Chronic wounds and amputations are common in chronic kidney disease patients needing hemodialysis (HD). HD is often complicated by drops in blood pressure (BP) called intra-dialytic hypotension. Whether intra-dialytic hypotension is associated with detectable changes in foot perfusion, a risk factor for wound formation and impaired healing remains unknown. Photoacoustic (PA) imaging is ideally suited to study perfusion changes. We scanned the feet of 20 HD and 11 healthy subjects. HD patients were scanned before and after a dialysis session whereas healthy subjects were scanned twice at rest and once after a 10 min exercise period while BP was elevated. Healthy (r = 0.70, p < 0.0001) and HD subjects (r = 0.43, p < 0.01) showed a significant correlation between PA intensity and systolic BP. Furthermore, HD cohort showed a significantly reduced PA response to changes in BP compared to the healthy controls (p < 0.0001), showing that PA can monitor hemodynamic changes due to changes in BP.

Impact of skin tone on photoacoustic oximetry and tools to minimize bias

The major optical absorbers in tissue are melanin and oxy/deoxy-hemoglobin, but the impact of skin tone and pigmentation on biomedical optics is still not completely understood or adequately addressed. Melanin largely governs skin tone with higher melanin concentration in subjects with darker skin tones.
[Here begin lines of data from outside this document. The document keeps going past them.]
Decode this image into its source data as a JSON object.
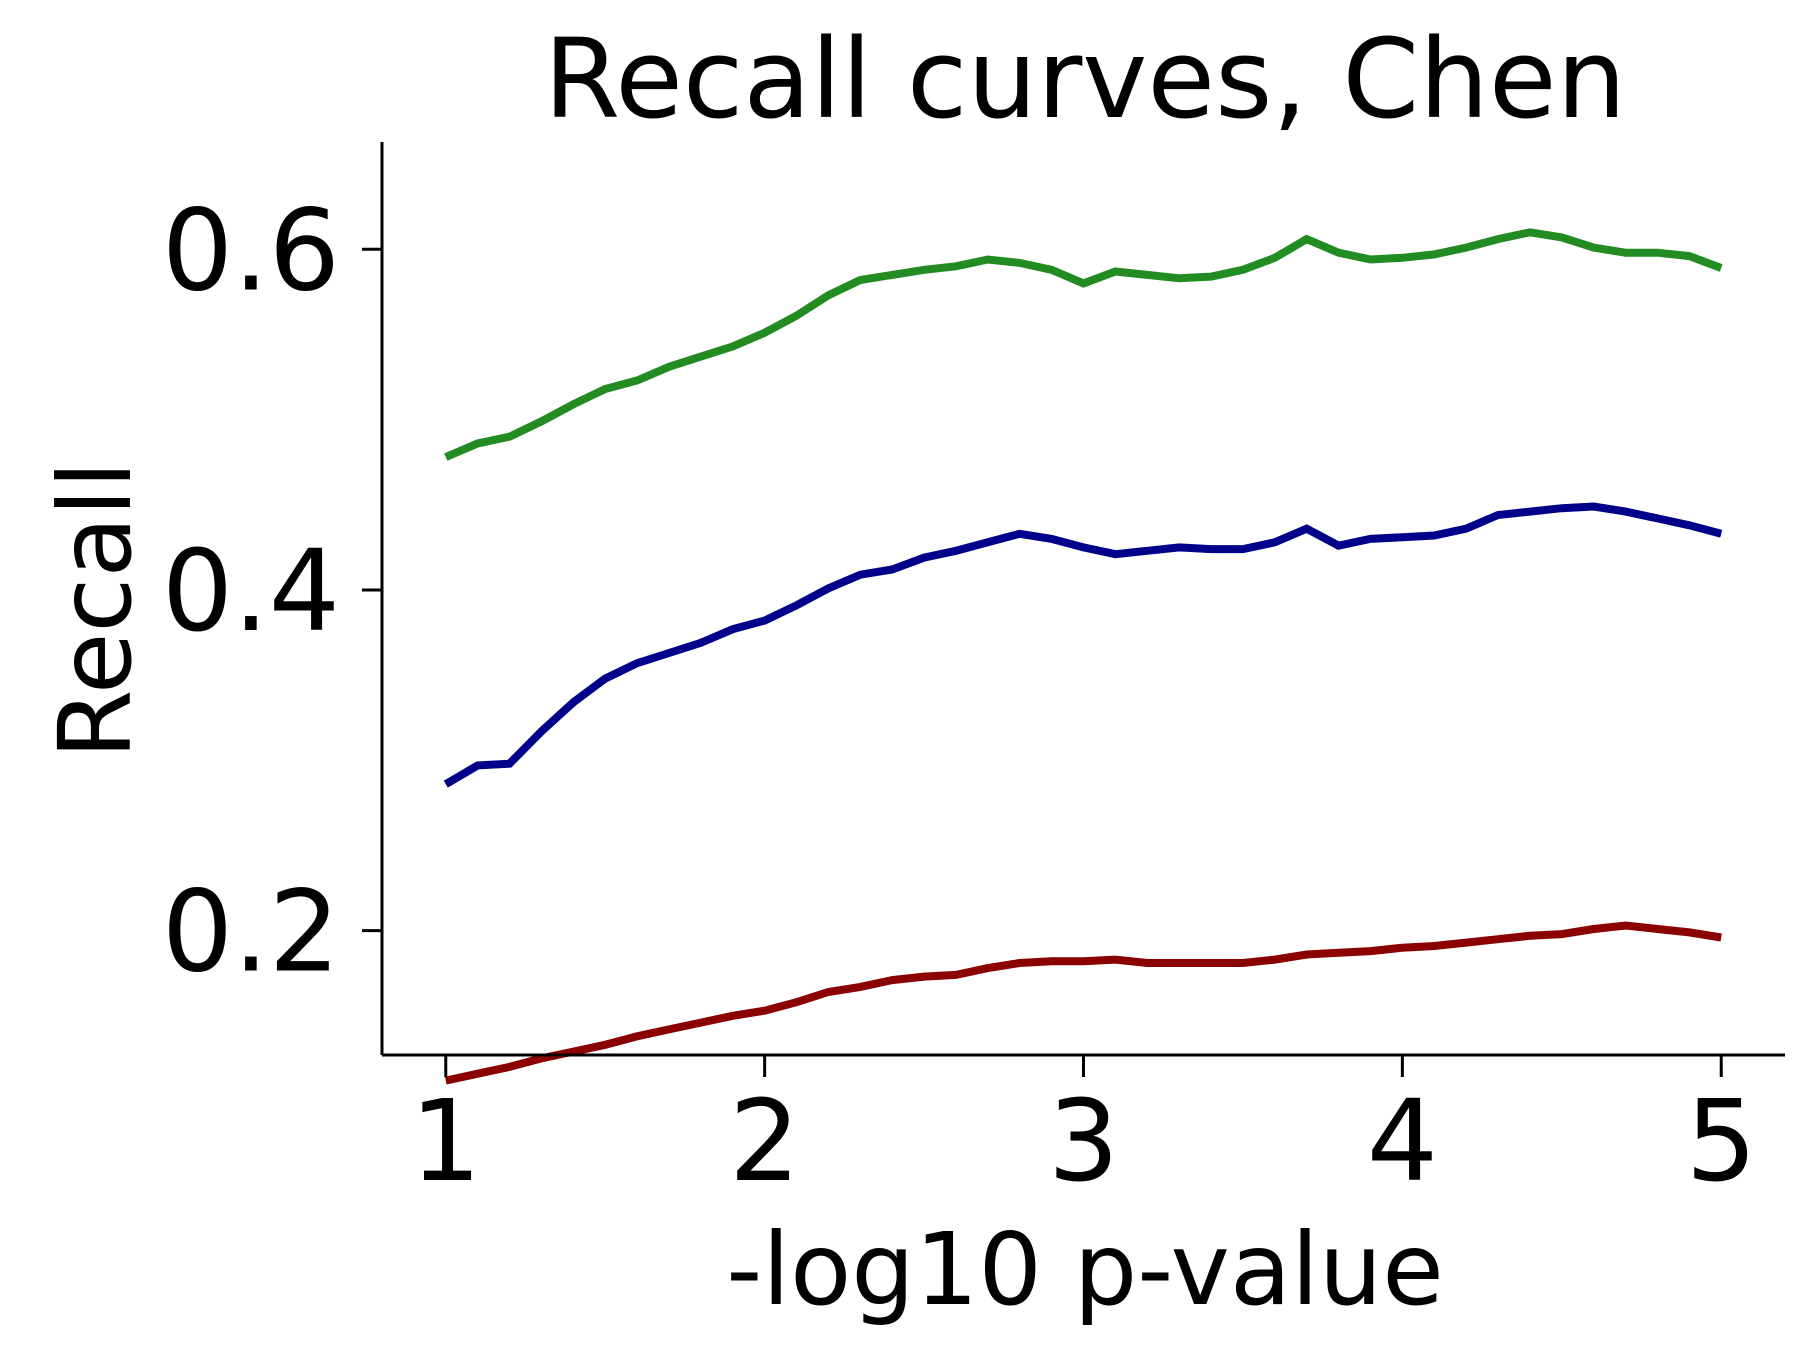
{
  "chart_data": {
    "type": "line",
    "title": "Recall curves, Chen",
    "xlabel": "-log10 p-value",
    "ylabel": "Recall",
    "xlim": [
      0.8,
      5.2
    ],
    "ylim": [
      0.127,
      0.663
    ],
    "xticks": [
      1,
      2,
      3,
      4,
      5
    ],
    "xtick_labels": [
      "1",
      "2",
      "3",
      "4",
      "5"
    ],
    "yticks": [
      0.2,
      0.4,
      0.6
    ],
    "ytick_labels": [
      "0.2",
      "0.4",
      "0.6"
    ],
    "grid": false,
    "x": [
      1.0,
      1.1,
      1.2,
      1.3,
      1.4,
      1.5,
      1.6,
      1.7,
      1.8,
      1.9,
      2.0,
      2.1,
      2.2,
      2.3,
      2.4,
      2.5,
      2.6,
      2.7,
      2.8,
      2.9,
      3.0,
      3.1,
      3.2,
      3.3,
      3.4,
      3.5,
      3.6,
      3.7,
      3.8,
      3.9,
      4.0,
      4.1,
      4.2,
      4.3,
      4.4,
      4.5,
      4.6,
      4.7,
      4.8,
      4.9,
      5.0
    ],
    "series": [
      {
        "color": "#228b22",
        "values": [
          0.478,
          0.486,
          0.49,
          0.499,
          0.509,
          0.518,
          0.523,
          0.531,
          0.537,
          0.543,
          0.551,
          0.561,
          0.573,
          0.582,
          0.585,
          0.588,
          0.59,
          0.594,
          0.592,
          0.588,
          0.58,
          0.587,
          0.585,
          0.583,
          0.584,
          0.588,
          0.595,
          0.606,
          0.598,
          0.594,
          0.595,
          0.597,
          0.601,
          0.606,
          0.61,
          0.607,
          0.601,
          0.598,
          0.598,
          0.596,
          0.589
        ]
      },
      {
        "color": "#00008b",
        "values": [
          0.286,
          0.297,
          0.298,
          0.317,
          0.334,
          0.348,
          0.357,
          0.363,
          0.369,
          0.377,
          0.382,
          0.391,
          0.401,
          0.409,
          0.412,
          0.419,
          0.423,
          0.428,
          0.433,
          0.43,
          0.425,
          0.421,
          0.423,
          0.425,
          0.424,
          0.424,
          0.428,
          0.436,
          0.426,
          0.43,
          0.431,
          0.432,
          0.436,
          0.444,
          0.446,
          0.448,
          0.449,
          0.446,
          0.442,
          0.438,
          0.433
        ]
      },
      {
        "color": "#8b0000",
        "values": [
          0.112,
          0.116,
          0.12,
          0.125,
          0.129,
          0.133,
          0.138,
          0.142,
          0.146,
          0.15,
          0.153,
          0.158,
          0.164,
          0.167,
          0.171,
          0.173,
          0.174,
          0.178,
          0.181,
          0.182,
          0.182,
          0.183,
          0.181,
          0.181,
          0.181,
          0.181,
          0.183,
          0.186,
          0.187,
          0.188,
          0.19,
          0.191,
          0.193,
          0.195,
          0.197,
          0.198,
          0.201,
          0.203,
          0.201,
          0.199,
          0.196
        ]
      }
    ]
  }
}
Recently, there has been extensive debate on the bias of pulse oximeters when used with darker subjects. Photoacoustic (PA) imaging can measure oxygen saturation similarly as pulse oximeters and could have value in studying this bias. More importantly, it can deconvolute the signal from the skin and underlying tissue. Here, we studied the impact of skin tone on PA signal generation, depth penetration, and oximetry. Our results show that subjects with darker skin tones exhibit significantly higher PA signal at the skin surface, reduced penetration depth, and lower oxygen saturation compared to subjects with lighter skin tones. We then suggest a simple way to compensate for these signal differences.